Hundreds of people in a Mexican municipality have fallen ill with the suspicion falling on meat contaminated with Clenbuterol.
Officials in Seyé, in the Mexican state of Yucatan, said the incident involves up to 500 people but no deaths have been reported. The first alert about the poisoning was made this past week.
Patients were seen by the district’s doctor and sent to a hospital in the town of Acenceh but the local town hall also had to be converted into a temporary medical facility to handle the number of people who were sick.
Preliminary analyzes suggests a high probability that people were poisoned because of the presence of Clenbuterol in meat they ate, but some test results are still pending.
Clenbuterol is used in livestock to promote growth, despite being banned, but can cause symptoms including headaches, increased sweating, insomnia, nausea, possible muscle spasms, and increased blood pressure. Symptoms usually occur shortly after consuming contaminated food, and last for two to six days.

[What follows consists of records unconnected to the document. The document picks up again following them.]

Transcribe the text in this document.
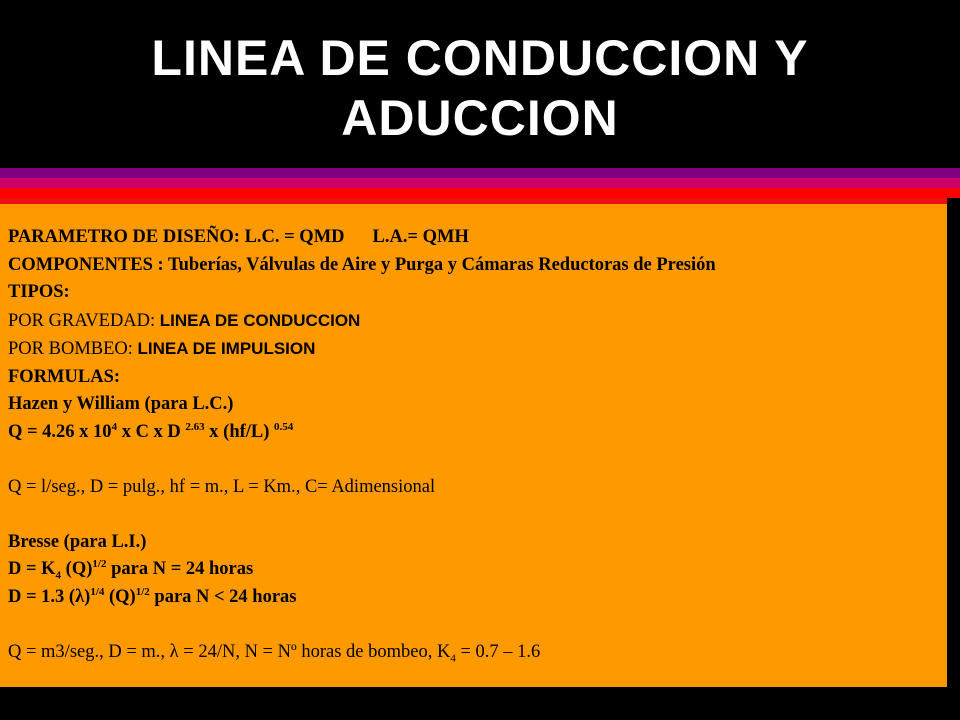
LINEA DE CONDUCCION Y
ADUCCION
PARAMETRO DE DISEÑO: L.C. = QMD L.A.= QMH
COMPONENTES : Tuberías, Válvulas de Aire y Purga y Cámaras Reductoras de Presión
TIPOS:
POR GRAVEDAD: LINEA DE CONDUCCION
POR BOMBEO: LINEA DE IMPULSION
FORMULAS:
Hazen y William (para L.C.)
Q = 4.26 x $10^4$ x C x D $^{2.63}$ x (hf/L) $^{0.54}$
Q = l/seg., D = pulg., hf = m., L = Km., C= Adimensional
Bresse (para L.I.)
$D = K_4$ $(Q)^{1/2}$ para N = 24 horas
D = 1.3 $(\lambda)^{1/4}$ $(Q)^{1/2}$ para N < 24 horas
Q = m3/seg., D = m., λ = 24/N, N = Nº horas de bombeo, $K_4 = 0.7 - 1.6$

Illness has been linked to consumption of Cochinita Pibil, which is a traditional Yucatan dish that includes pork.
Officials have closed the outlet where the food that poisoned dozens of residents was believed to have been prepared and they are visiting suppliers of the business to carry out checks to try to find the source of the problem.
In 2020, more than 50 people fell sick in the Mexican state of Morelos after eating meat contaminated with Clenbuterol.